Qui gli interventi sono collegati alla recente creazione di una unica zona economica speciale (ZES), che dal 1° gennaio 2024 abbraccia tutte le regioni del Mezzogiorno (Abruzzo, Basilicata, Calabria, Campania, Molise, Puglia, Sicilia, Sardegna), venendo così ad unificare le più ridotte otto aree che già si erano istituite in precedenza.
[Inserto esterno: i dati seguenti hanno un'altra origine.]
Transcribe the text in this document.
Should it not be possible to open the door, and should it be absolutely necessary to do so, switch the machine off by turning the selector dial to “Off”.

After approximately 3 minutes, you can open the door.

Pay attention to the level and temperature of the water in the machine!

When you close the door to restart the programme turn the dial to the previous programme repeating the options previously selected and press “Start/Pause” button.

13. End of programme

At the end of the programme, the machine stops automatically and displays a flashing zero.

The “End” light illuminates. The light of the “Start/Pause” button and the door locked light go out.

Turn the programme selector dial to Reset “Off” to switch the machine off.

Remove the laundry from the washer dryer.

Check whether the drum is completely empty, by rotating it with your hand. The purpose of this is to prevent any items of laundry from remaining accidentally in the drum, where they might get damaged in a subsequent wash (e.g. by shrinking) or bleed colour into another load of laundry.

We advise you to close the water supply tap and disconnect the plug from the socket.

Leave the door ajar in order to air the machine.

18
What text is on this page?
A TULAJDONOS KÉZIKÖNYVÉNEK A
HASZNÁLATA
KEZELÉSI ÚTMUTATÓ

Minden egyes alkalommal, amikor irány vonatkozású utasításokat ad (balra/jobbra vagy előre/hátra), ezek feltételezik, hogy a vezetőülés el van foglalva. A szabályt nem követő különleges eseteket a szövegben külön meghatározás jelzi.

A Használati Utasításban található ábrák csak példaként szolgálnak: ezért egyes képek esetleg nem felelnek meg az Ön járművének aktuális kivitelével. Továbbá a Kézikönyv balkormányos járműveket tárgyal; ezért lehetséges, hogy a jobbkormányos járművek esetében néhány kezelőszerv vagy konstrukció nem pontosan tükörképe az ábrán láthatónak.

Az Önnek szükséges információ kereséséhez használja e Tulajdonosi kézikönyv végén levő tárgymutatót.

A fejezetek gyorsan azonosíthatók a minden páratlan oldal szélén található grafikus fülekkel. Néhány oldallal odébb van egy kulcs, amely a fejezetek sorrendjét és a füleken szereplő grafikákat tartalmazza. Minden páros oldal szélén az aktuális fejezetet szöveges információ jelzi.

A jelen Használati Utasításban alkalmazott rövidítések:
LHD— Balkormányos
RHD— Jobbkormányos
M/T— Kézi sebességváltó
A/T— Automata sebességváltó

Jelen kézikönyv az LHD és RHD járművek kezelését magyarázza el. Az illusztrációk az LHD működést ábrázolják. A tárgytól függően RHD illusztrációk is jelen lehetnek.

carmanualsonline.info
Si tratta di una misura pensata in origine per favorire lo sviluppo delle reti europee di trasporto (i cosiddetti “corridoi” che, una volta completati, attraverseranno l’Europa da Lisbona a Mosca, o da Palermo alla Svezia, o da Genova ad Edimburgo).
Il decreto Coesione, infine, contiene due misure che intervengono ad integrare norme di recente emanazione.
Nel caso di appalti pubblici, è previsto che il responsabile della verifica della corretta esecuzione ne risposta sul piano disciplinare, nonché del danno eventualmente arrecato alla stazione appaltante, mentre si applica una sanzione da mille a 5.000,00 euro nel caso di appalti privati, che superino però l’importo di euro 70.000,00.
Questi indici di congruità sono stati sperimentati nel settore dell’agricoltura e sono il risultato di una proporzione fra i lavori effettivamente eseguiti e il numero di dipendenti dichiarati: ove dal rapporto emerga che il singolo lavoratore ha “fatto per due”, si presuppone che vi sia stato ricorso a lavoro in nero. Si tratta, quindi, di una misura che, ove gli indici vengano ad essere elaborati correttamente, non dovrebbe spaventare troppo gli imprenditori onesti o quanti si trovino a svolgere “in economia” (e cioè con gestione diretta degli operai) lavori di manutenzione sulla propria abitazione.
La piattaforma aspira, peraltro, al monopolio dei servizi “di collocamento”, tanto che al comma 2 dello stesso art. 26 si prevede che nel sistema gestito dall’INPS «sono inserite anche le posizioni vacanti pubblicate dai datori di lavoro su piattaforme pubbliche nazionali e internazionali» e che ad esso devono essere iscritti anche quanti percepiscono l’indennità di disoccupazione (NASpI) o la DIS-COLL (e cioè il trattamento previsto per i parasubordinati). Pure si ammette che i disoccupati possano accedere alla piattaforma per svolgere le ricerche utili a trovare un impiego.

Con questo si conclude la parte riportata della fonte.